I saw this on Twitter the other day and, though harsh, was struck by it’s accuracy for how I’m feeling at this point in our national nightmare AND with potus at an 88% approval rating (Gallup) from fellow republicans.
Let me explain why.

I’ve been told by some of my conservative friends that my political views are extreme, and maybe even a bit confrontational. I’ve also been told that I don’t sound willing to compromise in a way that might lead to a civil conversation with ANY republican, friend or foe.

My views aren’t particularly extreme. They are, however, a reflection of my desire to live a full life with my civil rights intact; as both a Black man and a Gay man. I’m also a 55 year-old man for whom healthcare coverage is a must, not a convenience. And ever since the ACA was passed into law, I’ve watched republicans gleefully applaud efforts to strip away my healthcare. So you’ll have to excuse me if my fight for survival gets in the way of a ‘civil’ conversation.

But I digress. This essay is about the above quote. In particular, it’s about the final line about friendships. Would I let my political views affect, or end, friendships?

Before President Obama, I probably would have said, “No.” Everything changed dramatically, however, as the election of our first African-American president gave rise to some of the most overt racism we’d seen in years. Some on my timeline vigorously minimized examples of racism towards Obama with their own examples of “reverse racism”. The “Both Sides” argument. My patience grew thin with a few of them, and friendships were indeed terminated.

Fast forward to 2019… My ‘extreme’ views, if they are such, are borne out of survival. republicans have become a party for legislative bigotry and cruelty. They are the party who want Black men to be silent and not question them on why they support our deaths at the hands of law enforcement. They are the party who want the LGBTQ community to suck it up when fired or denied goods/services because we make someone uncomfortable due to their religious views.

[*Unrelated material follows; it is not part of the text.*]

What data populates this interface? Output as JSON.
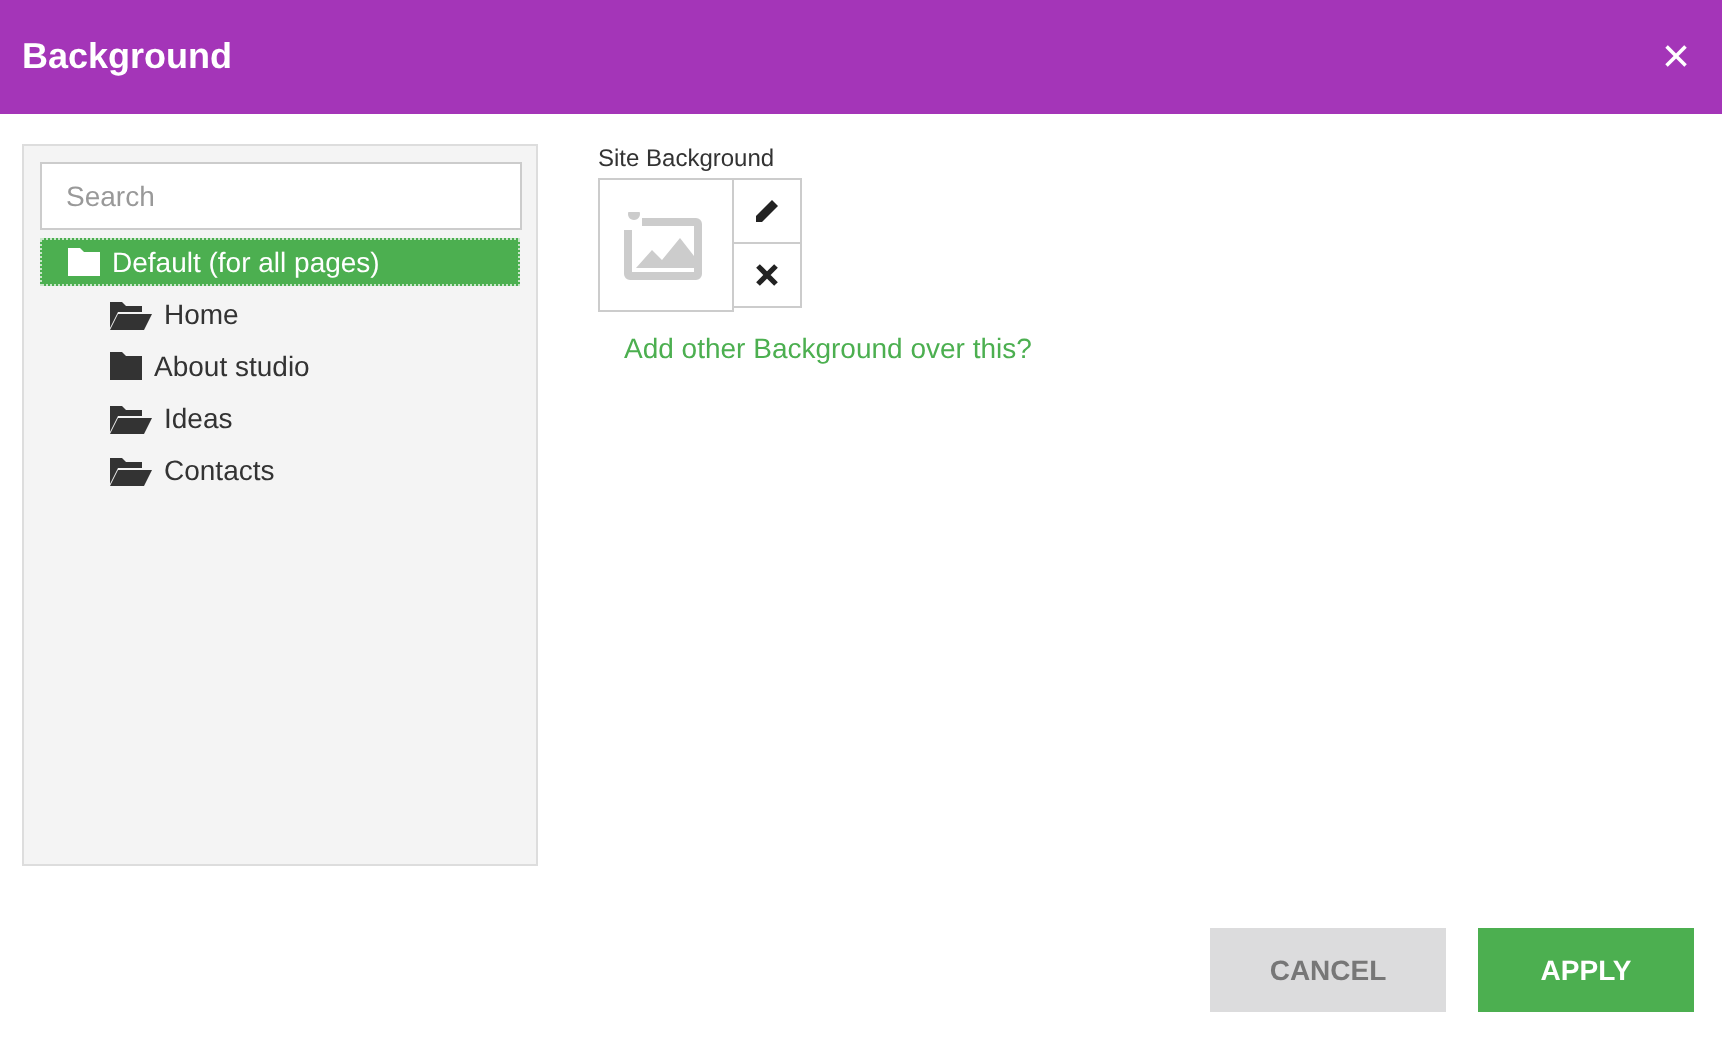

And as mentioned above, they are the party that gleefully tried to strip healthcare from myself and millions of other people like me, with nothing in its’ place.

So if those republican politics are your politics, I am in agreement with the author that they likely reflect your world view. If they don’t yet you still support politicians who take these actions, then you are complicit and just as culpable.

(NOTE: I haven’t even scratched the surface of the other political atrocities of the day like family separations, camps for separated immigrant children, white nationalists working at the highest levels of the government, and an inability to pass common sense gun legislation just to name a few.)

More importantly, if my demise is your world view, then our ‘friendship’ never really existed, or maybe only on a cursory level. Maybe. To be clear, I would never applaud or defend the loss of civil rights and liberty for anyone I refer to as “my friend”. I’d be mad, and would do something – anything – to help right the wrong. I wouldn’t turn to them and say, “Your views are extreme, and maybe you should tone it down a bit” as they fight for survival and a place at the table.

My hope is that people who consider themselves ‘my friend’ will look inside themselves, and ask the tough questions that need to be asked before we get to an irreversible reckoning. I’m not asking anyone to not be a republican. By all means, feel free to be a conservative if you can do so in today’s environment while also supporting the friends in your life.

If you are unable, or unwilling to ask those questions and come out the other side, then we’ll have our answer as to whether or not “sure as f*ck is the friendship over”. The choice is yours. Not mine.